To execute this playbook on the server(s) that you set up in your inventory file, run ansible-playbook with the same connection arguments you’ve used when running a connection test within the introduction of this series. Here, we’ll be using an inventory file named inventory and the sammy user to connect to the remote server.
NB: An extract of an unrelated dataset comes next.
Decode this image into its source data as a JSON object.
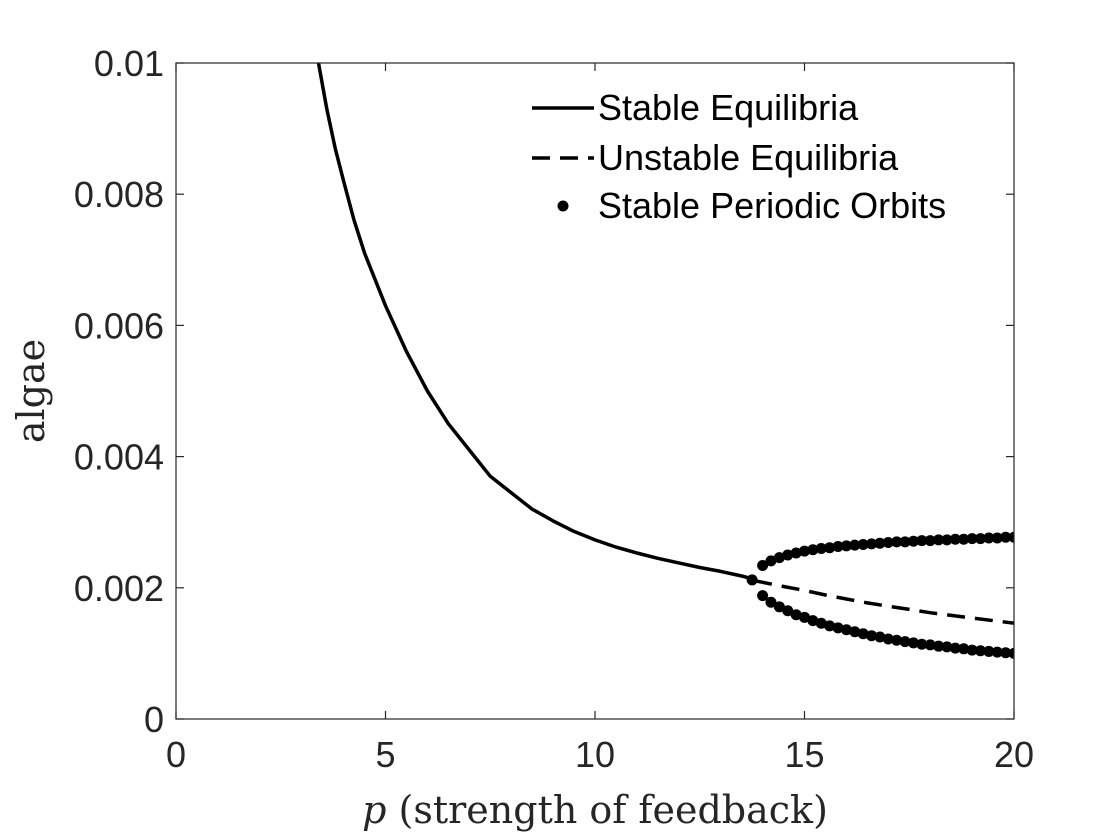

Because the playbook requires sudo to run, we’re also including the -K argument to provide the remote user’s sudo password when prompted by Ansible:

  • ansible-playbook -i inventory playbook.yml -u sammy -K

You’ll see output like this:

Output
BECOME password: PLAY [all] ********************************************************************************************** TASK [Gathering Facts] ********************************************************************************** ok: [203.0.113.10] TASK [Update apt cache and install Nginx] *************************************************************** ok: [203.0.113.10] TASK [Copy website files to the server's document root] ************************************************* changed: [203.0.113.10] TASK [Apply Nginx template] ***************************************************************************** changed: [203.0.113.10] TASK [Enable new site] ********************************************************************************** ok: [203.0.113.10] TASK [Allow all access to tcp port 80] ****************************************************************** ok: [203.0.113.10] RUNNING HANDLER [Restart Nginx] ************************************************************************* changed: [203.0.113.10] PLAY RECAP ********************************************************************************************** 203.0.113.10 : ok=7 changed=3 unreachable=0 failed=0 skipped=0 rescued=0 ignored=0

Once the playbook is finished, if you go to your browser and access your server’s hostname or IP address you should now see the following page:

HTML Demo Site Deployed by Ansible

Congratulations, you have successfully automated the deployment of a static HTML website to a remote Nginx server, using Ansible.

If you make changes to any of the files in the demo website, you can run the playbook again and the copy task will make sure any file changes are reflected in the remote host. Because Ansible has an idempotent behavior, running the playbook multiple times will not trigger changes that were already made to the system.